Improving the geospatial consistency of digital libraries metadata
Journal of Information Science
Published online on August 12, 2015
Abstract
Consistency is an essential aspect of the quality of metadata. Inconsistent metadata records are harmful: given a themed query, the set of retrieved metadata records would contain descriptions of unrelated or irrelevant resources, and may even not contain some resources considered obvious. This is even worse when the description of the location is inconsistent. Inconsistent spatial descriptions may yield invisible or hidden geographical resources that cannot be retrieved by means of spatially themed queries.
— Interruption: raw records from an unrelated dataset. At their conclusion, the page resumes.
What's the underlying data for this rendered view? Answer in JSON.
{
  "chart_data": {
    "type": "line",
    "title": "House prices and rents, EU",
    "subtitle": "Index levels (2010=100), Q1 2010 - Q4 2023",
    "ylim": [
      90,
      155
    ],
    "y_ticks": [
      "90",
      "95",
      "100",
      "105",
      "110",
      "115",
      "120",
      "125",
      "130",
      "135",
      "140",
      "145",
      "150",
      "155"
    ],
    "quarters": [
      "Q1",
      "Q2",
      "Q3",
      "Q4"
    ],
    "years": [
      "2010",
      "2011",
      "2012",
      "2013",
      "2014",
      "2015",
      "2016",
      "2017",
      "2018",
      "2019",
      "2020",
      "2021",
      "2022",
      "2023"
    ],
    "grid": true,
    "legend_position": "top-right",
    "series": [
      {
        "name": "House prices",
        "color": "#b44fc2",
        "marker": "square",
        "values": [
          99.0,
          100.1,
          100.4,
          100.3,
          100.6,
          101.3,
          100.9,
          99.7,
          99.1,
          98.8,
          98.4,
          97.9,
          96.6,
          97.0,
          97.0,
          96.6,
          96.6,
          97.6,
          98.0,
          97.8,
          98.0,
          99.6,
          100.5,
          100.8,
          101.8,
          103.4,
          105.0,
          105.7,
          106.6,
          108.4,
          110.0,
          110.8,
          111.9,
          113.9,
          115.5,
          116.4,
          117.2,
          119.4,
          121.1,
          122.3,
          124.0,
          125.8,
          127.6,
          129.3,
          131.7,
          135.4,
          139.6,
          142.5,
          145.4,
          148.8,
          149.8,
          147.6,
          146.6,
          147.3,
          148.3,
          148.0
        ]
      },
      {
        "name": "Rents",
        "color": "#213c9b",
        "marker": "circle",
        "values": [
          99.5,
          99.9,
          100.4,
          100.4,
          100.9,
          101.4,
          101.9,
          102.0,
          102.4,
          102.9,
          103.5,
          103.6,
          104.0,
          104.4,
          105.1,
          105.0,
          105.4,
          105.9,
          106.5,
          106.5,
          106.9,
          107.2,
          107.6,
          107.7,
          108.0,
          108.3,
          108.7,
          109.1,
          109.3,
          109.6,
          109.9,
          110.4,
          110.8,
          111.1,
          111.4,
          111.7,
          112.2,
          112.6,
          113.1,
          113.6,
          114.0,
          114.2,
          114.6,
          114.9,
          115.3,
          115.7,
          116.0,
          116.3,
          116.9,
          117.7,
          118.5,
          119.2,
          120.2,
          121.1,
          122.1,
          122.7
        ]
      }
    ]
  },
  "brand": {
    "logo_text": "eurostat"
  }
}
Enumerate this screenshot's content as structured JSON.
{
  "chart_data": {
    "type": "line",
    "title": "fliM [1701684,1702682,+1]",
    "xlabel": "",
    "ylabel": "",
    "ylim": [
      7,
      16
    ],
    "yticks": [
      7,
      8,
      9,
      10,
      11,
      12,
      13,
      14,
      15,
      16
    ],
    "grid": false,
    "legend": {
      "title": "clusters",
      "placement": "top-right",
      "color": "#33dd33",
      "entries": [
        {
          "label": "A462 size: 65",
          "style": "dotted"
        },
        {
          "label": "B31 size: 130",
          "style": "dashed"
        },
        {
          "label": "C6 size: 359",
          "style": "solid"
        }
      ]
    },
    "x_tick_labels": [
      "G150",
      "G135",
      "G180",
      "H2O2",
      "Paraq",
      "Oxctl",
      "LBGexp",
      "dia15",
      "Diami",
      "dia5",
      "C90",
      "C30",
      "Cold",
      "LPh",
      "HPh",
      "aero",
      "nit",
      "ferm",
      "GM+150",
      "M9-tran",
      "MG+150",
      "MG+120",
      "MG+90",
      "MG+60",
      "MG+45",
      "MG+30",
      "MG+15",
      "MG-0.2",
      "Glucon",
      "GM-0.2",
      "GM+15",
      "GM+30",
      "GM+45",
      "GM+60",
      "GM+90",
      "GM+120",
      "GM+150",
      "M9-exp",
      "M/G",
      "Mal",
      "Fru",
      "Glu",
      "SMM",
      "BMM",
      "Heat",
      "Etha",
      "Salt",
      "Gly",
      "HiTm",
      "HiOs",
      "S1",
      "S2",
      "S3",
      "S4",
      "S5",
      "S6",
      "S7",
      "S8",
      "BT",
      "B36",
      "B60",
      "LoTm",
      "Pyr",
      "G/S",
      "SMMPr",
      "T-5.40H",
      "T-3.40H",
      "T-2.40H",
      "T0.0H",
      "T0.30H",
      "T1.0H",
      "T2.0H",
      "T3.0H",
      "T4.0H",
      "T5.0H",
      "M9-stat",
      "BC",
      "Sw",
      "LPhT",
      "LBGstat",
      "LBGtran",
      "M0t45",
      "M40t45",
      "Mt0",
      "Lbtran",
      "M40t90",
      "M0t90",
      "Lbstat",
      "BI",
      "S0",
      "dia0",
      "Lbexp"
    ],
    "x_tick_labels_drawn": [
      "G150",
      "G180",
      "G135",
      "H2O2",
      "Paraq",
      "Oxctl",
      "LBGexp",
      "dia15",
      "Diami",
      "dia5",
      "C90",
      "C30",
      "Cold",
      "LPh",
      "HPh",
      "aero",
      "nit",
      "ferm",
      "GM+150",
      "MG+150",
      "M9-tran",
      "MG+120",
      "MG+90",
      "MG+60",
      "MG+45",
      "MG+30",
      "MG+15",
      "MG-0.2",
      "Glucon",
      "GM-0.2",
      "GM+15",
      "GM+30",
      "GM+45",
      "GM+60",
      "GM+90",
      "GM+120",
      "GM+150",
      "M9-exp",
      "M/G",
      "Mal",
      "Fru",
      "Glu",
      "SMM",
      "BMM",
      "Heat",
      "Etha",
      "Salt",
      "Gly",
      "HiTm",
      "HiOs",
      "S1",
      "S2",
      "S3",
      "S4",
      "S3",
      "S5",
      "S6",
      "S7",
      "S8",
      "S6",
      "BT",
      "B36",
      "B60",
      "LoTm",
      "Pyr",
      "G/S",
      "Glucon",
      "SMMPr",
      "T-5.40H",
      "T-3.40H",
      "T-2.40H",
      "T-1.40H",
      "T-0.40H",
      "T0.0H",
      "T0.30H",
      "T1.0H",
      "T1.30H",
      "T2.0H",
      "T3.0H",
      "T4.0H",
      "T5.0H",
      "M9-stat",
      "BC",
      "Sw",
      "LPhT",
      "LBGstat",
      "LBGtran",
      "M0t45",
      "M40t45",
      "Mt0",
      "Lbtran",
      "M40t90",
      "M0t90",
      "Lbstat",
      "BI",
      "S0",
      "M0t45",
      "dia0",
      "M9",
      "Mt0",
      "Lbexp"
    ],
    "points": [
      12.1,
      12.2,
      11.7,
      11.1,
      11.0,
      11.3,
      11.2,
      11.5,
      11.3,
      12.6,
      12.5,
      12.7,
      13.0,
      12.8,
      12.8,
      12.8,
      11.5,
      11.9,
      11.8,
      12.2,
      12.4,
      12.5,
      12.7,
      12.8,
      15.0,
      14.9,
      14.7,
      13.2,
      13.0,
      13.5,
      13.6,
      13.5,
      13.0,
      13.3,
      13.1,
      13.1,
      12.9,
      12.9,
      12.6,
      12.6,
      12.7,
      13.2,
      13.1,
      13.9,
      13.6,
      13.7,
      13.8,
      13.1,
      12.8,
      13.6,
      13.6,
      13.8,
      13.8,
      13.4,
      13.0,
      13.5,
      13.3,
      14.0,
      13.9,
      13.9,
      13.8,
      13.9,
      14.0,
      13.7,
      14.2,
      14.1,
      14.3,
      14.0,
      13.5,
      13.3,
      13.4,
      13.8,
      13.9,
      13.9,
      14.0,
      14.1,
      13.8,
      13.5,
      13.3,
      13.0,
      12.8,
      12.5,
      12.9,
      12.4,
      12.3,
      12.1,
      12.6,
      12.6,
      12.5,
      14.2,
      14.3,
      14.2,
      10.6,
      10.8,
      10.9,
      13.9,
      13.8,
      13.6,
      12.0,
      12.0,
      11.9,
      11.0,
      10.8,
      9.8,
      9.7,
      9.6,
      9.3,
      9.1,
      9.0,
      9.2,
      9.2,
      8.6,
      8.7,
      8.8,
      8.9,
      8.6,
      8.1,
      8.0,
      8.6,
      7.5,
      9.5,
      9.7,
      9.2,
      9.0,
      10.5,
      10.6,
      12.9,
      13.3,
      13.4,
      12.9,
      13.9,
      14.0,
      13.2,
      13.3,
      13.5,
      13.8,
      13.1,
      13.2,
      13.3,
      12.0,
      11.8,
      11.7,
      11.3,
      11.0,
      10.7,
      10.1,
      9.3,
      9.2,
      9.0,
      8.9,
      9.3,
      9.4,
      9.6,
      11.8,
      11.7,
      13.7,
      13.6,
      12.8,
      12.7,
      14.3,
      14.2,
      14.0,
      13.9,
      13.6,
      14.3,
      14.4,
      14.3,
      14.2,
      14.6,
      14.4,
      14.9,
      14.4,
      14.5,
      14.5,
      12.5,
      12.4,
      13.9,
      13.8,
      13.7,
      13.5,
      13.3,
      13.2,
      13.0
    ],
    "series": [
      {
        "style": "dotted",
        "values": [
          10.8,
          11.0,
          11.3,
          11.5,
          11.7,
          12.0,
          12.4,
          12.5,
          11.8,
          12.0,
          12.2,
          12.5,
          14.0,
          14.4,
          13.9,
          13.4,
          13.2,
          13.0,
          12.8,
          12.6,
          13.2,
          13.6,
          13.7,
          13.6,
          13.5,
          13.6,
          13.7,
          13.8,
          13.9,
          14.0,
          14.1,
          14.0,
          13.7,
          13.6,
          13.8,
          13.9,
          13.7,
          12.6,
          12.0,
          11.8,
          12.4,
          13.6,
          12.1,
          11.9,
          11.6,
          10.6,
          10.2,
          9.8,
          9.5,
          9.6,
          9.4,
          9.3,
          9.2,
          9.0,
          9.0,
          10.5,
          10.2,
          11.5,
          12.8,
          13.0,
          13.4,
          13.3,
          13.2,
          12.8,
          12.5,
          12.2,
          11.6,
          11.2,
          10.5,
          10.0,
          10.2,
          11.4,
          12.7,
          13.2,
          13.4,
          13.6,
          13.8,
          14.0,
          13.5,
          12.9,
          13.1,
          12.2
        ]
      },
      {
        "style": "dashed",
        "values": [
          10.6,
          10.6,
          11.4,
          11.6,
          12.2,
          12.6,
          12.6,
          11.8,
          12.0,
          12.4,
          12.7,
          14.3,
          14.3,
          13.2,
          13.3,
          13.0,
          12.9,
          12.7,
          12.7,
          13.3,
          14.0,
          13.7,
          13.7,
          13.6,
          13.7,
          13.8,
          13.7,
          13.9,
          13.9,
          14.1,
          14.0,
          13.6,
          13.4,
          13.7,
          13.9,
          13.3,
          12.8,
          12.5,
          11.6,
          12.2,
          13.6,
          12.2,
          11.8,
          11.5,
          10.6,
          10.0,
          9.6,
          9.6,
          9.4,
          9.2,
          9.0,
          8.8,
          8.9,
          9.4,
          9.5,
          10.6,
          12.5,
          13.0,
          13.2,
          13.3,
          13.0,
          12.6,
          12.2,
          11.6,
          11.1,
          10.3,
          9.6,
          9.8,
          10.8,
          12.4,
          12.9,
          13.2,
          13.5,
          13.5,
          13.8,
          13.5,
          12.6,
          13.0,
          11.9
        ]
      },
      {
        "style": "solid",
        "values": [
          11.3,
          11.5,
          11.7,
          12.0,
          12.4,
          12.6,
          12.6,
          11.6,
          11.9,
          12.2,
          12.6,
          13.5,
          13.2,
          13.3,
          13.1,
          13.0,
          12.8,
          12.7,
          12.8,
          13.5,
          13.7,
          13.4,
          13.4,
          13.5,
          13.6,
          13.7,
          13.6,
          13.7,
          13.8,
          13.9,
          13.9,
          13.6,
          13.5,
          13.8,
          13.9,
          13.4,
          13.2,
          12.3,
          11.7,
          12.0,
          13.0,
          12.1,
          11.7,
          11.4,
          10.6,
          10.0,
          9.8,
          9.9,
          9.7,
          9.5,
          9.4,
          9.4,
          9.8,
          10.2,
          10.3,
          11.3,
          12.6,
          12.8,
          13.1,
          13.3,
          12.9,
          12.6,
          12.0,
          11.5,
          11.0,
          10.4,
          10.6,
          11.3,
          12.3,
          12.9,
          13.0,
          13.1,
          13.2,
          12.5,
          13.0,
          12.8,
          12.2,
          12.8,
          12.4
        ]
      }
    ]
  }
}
Therefore, ensuring spatial consistency should be a primary goal when reusing, sharing and developing georeferenced digital collections. We present a methodology able to detect geospatial inconsistencies in metadata collections based on the combination of spatial ranking, reverse geocoding, geographic knowledge organization systems and information-retrieval techniques. This methodology has been applied to a collection of metadata records describing maps and atlases belonging to the Library of Congress. The proposed approach was able to automatically identify inconsistent metadata records (870 out of 10,575) and propose fixes to most of them (91.5%) These results support the ability of the proposed methodology to assess the impact of spatial inconsistency in the retrievability and visibility of metadata records and improve their spatial consistency.